И тут Коршунов испугался. До ужаса. До сердечного спазма. До потери речи.
И зря. Потому что добрая душа Клавдия Петровна тут же, с порога сообщила ему, что его разыскивает режиссер Театра Номер Один Всего Советского Союза, что он, народный, обыскался его, Николая Коршунова, и уже достал всех в редакции и дома, и что между Марусей и Нюркой шел телефонный перезвон, где он? И люди недоумевают: написал пьесу - так сиди с вымытой шеей, жди, вдруг понадобишься. Коршунов же смылся, как будто ему и не надо. Клавдия Петровна все это слышала, сейчас рассказала, как смогла, и в конце добавила, что не призналась, что знает, где он. "Может, зря? - спросила она. - Прислали бы машину. Но я, Коля, подумала: а тебе это надо? Если ты спрятался?"
Коршунов едва не закричал: не надо! Не надо! Вчера было надо, позавчера, третьего дня. Где ты был, народный режиссер, когда Маруся смывала мой заработок в сортир? Где ты был? Не прочитал еще? Не бреши, суче? Пьеса у тебя уже года три валяется. Она уже и не пьеса, а так - вымысел один.
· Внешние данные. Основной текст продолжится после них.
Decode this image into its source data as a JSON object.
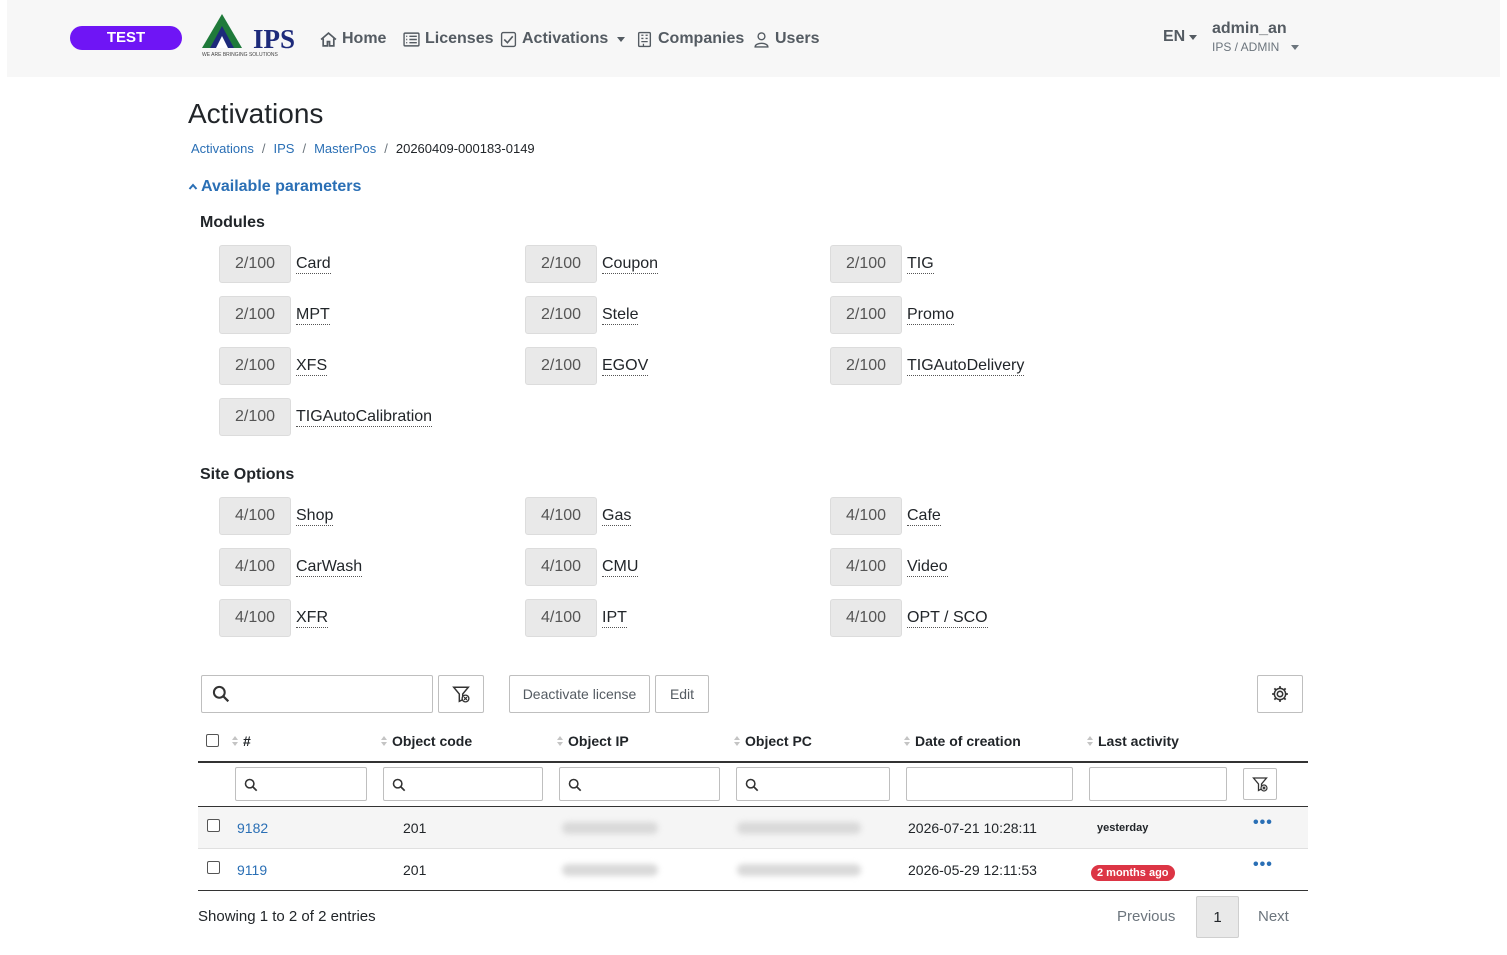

Иллюзия...
- Ты поезжай, вроде ничего не знаешь, - надоумила Клавдия Петровна. Пусть они сбиваются с ног, а ты просто мимо шел...
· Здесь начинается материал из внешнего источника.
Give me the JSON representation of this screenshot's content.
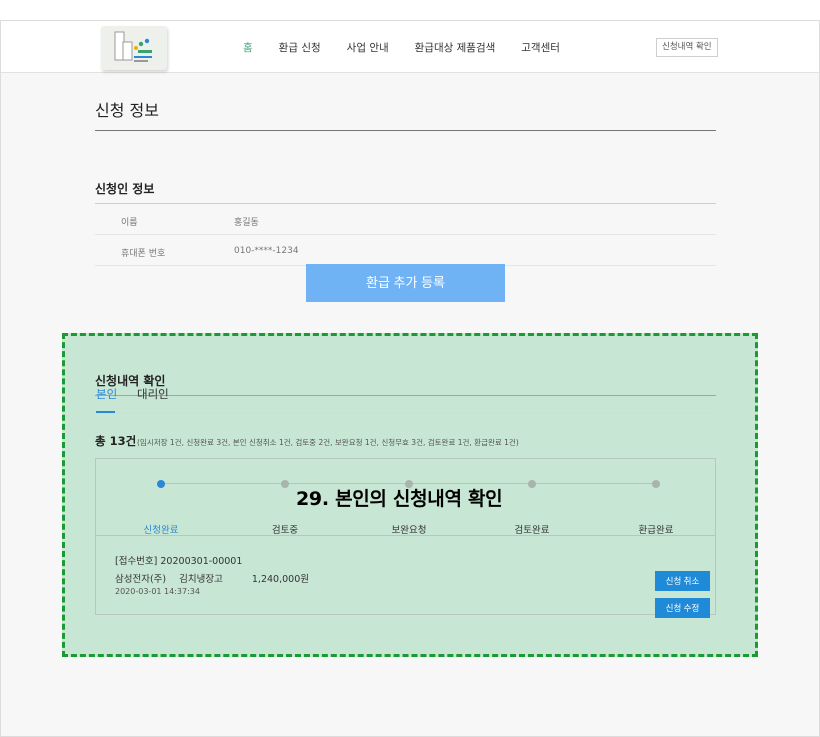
{
  "header": {
    "nav": [
      "홈",
      "환급 신청",
      "사업 안내",
      "환급대상 제품검색",
      "고객센터"
    ],
    "active_nav": 0,
    "check_button": "신청내역 확인"
  },
  "page": {
    "title": "신청 정보"
  },
  "applicant": {
    "section_title": "신청인 정보",
    "rows": [
      {
        "label": "이름",
        "value": "홍길동"
      },
      {
        "label": "휴대폰 번호",
        "value": "010-****-1234"
      }
    ],
    "add_button": "환급 추가 등록"
  },
  "history": {
    "section_title": "신청내역 확인",
    "tabs": [
      "본인",
      "대리인"
    ],
    "total": "총 13건",
    "total_detail": "(임시저장 1건, 신청완료 3건, 본인 신청취소 1건, 검토중 2건, 보완요청 1건, 신청무효 3건, 검토완료 1건, 환급완료 1건)",
    "steps": [
      "신청완료",
      "검토중",
      "보완요청",
      "검토완료",
      "환급완료"
    ],
    "active_step": 0,
    "record": {
      "receipt_no": "[접수번호] 20200301-00001",
      "company": "삼성전자(주)",
      "product": "김치냉장고",
      "amount": "1,240,000원",
      "datetime": "2020-03-01 14:37:34",
      "cancel_button": "신청 취소",
      "edit_button": "신청 수정"
    }
  },
  "overlay_label": "29. 본인의 신청내역 확인",
  "colors": {
    "accent_blue": "#2b87d8",
    "highlight_bg": "#c8e6d4",
    "highlight_border": "#1a9a32",
    "nav_active": "#3aa272"
  }
}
Коршунов был потрясен. Это же надо так именно придумать. А он бы сдуру стал сейчас ломиться в служебные двери театра: это я, мол, я! А, оказывается, надо мимо идти и чтоб народный из окошка вываливался, крича: "Вернись! Вернись!"
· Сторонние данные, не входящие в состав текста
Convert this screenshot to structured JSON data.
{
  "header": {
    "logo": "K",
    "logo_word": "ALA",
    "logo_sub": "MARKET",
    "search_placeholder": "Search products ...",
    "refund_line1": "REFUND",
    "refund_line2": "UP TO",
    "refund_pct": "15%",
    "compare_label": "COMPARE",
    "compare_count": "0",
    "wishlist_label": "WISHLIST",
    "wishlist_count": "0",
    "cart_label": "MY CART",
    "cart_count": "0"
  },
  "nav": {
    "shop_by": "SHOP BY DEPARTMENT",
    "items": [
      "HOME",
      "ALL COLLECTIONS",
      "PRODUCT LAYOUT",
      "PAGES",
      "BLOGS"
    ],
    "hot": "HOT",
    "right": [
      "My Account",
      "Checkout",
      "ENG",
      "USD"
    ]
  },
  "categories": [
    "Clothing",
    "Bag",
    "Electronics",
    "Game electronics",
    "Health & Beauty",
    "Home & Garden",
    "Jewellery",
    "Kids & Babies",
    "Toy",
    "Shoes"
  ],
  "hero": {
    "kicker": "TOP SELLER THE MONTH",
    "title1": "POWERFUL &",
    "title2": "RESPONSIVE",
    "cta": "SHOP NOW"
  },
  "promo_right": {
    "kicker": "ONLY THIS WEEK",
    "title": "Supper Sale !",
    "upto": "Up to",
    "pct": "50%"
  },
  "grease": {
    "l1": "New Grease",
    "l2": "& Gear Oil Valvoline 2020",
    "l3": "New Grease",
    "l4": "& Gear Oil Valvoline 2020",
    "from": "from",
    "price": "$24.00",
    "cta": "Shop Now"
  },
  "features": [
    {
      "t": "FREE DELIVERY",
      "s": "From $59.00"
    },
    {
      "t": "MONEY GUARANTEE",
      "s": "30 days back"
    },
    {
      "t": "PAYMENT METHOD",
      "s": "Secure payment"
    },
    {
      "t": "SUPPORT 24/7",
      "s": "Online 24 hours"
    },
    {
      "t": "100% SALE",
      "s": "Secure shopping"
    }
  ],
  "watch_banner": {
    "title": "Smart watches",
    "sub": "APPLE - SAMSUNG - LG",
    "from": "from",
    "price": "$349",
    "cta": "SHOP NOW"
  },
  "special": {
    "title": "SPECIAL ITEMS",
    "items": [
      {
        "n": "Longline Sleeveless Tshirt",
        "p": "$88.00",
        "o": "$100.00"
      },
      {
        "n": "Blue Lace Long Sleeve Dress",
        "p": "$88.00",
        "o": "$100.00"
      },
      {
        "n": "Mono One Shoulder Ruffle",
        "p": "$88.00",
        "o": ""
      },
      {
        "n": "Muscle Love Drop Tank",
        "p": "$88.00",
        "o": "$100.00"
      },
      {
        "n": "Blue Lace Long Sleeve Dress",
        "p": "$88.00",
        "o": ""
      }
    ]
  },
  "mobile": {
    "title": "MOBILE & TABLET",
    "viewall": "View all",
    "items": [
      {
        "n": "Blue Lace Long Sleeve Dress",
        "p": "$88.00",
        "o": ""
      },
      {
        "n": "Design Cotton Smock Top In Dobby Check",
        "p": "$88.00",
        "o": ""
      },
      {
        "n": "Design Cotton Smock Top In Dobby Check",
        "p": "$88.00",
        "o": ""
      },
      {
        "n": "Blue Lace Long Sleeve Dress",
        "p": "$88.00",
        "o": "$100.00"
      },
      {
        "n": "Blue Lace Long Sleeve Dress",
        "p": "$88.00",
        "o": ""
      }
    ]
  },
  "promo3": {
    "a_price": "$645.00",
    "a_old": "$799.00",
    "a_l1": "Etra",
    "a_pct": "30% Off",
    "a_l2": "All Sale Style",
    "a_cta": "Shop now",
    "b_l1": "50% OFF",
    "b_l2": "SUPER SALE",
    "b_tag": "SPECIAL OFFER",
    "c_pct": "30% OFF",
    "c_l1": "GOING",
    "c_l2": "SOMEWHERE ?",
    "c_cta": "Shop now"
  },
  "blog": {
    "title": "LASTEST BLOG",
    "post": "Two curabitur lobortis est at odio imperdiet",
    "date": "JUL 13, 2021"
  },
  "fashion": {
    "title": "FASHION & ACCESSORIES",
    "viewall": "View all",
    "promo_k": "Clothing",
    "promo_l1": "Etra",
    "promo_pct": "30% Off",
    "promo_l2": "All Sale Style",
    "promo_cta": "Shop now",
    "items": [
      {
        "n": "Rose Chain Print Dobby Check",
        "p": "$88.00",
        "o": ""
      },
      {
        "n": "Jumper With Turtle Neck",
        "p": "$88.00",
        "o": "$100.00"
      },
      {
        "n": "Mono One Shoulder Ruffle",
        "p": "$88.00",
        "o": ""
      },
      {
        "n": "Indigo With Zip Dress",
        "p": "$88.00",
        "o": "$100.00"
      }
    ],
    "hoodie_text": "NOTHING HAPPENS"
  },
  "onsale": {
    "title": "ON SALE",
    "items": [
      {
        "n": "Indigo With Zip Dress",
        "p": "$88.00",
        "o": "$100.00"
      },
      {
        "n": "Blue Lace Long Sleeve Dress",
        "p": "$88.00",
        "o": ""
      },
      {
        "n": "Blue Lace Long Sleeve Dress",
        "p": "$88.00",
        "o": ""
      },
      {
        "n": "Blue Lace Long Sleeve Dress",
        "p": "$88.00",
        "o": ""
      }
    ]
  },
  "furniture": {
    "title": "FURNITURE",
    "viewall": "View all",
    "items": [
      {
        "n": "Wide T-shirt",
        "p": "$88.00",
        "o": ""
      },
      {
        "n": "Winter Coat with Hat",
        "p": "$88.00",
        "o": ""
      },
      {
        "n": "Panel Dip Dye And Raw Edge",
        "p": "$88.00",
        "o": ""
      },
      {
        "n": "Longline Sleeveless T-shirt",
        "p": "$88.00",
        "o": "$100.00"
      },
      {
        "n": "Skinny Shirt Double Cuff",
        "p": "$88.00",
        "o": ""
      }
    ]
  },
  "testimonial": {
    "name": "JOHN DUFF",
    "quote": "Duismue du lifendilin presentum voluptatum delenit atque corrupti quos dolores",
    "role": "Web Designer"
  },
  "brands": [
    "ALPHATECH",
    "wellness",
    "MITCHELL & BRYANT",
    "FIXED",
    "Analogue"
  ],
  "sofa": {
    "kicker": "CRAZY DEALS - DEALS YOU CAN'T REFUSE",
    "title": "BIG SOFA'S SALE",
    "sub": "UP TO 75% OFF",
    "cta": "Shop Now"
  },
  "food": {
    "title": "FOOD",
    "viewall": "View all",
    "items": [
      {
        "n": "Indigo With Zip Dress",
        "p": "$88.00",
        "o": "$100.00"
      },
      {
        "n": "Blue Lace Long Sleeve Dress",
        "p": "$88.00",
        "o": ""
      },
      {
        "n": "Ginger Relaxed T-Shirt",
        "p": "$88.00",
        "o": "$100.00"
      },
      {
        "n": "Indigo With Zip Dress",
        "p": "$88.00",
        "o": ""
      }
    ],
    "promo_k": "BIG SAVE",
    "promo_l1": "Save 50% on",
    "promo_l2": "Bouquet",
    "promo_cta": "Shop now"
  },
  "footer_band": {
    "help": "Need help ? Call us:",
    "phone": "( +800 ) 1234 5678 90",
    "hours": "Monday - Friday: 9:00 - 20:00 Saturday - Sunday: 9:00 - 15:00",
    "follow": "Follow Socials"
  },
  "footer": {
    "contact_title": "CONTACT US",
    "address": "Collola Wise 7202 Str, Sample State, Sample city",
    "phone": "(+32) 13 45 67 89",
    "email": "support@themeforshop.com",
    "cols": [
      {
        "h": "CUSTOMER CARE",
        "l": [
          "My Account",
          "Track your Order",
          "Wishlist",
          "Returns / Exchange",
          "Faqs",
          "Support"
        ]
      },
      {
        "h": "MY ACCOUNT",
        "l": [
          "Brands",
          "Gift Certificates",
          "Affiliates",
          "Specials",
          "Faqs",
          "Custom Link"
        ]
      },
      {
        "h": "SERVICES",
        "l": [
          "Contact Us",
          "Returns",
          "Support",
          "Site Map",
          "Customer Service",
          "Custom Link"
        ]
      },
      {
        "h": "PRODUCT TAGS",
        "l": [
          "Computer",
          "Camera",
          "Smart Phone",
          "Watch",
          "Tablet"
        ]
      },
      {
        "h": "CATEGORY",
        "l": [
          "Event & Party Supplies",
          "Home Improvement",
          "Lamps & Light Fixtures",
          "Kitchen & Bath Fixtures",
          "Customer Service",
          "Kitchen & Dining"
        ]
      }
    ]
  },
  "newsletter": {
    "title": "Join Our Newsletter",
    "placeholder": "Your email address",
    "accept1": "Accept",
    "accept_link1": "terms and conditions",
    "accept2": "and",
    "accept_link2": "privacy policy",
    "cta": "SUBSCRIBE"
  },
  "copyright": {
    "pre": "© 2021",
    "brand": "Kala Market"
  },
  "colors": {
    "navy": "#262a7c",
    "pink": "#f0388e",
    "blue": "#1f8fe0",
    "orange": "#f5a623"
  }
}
- Тогда я приеду завтра, - сказал Коршунов.
- А выдержишь? - спросила Клавдия Петровна.
- Еще как! - засмеялся Коршунов.
Клавдия Петровна тут же встала, и он ее не задерживал, зачем? Она ушла в дождь, и ему стало неловко, что, в сущности, даже спасибо не сказал женщине, даже чаю не предложил. Хотя какой чай? С чем?
Но уже через десять минут он понял, что ничего из затеи "красиво переждать" не выйдет. Ловко придуманное имя абсолютно не вдохновляло на работу. Совсем другие, разные мысли повылезали из щелей и потащили его черт-те куда. Он знал дикие места тайных мыслей, где у него успех, и слава, и деньги, и черный костюм с бабочкой, и хорошо подстриженная голова, где он небрежно и изящно дергается в полупоклоне раскаленной черноте зала. В пятом ряду слева у его всегда сидит Маруся. И глаза ее находятся в полном соответствии с подбородком - слабые, беспомощные, влюбленные. Он, сильный мужчина в ярком освещении, уже освободил ее раз и навсегда от школьной унизительной каторги, и у нее идет другая жизнь. Она избавилась бы наконец от черной аптекарской резинки, стягивающей волосы в жгут, и они волной упали б на плечи.
Одним словом, уже через пятнадцать минут Коршунов был на платформе и увидел Клавдию Петровну, которая пряталась от дождя под козырьком ларька. Пришлось обогнуть ларек сзади и, купив билет, скрыться в зарослях неизвестной флоры и думать мелкую мысль, как бы не попасть с Клавдией Петровной в один вагон.
"Каков человек гусь", - думал Коршунов, старательно уходя в мысли от конкретных поступков в обобщение. Строгого суда над собой, человеком, не получалось. Так, снисходительные ататашки самому себе за отношение к бескорыстной Клавдии Петровне и снова глубоководное обобщение: "Хотел бы я найти человека, который не рванулся бы с места, позови его Театр Номер Один Советского Союза".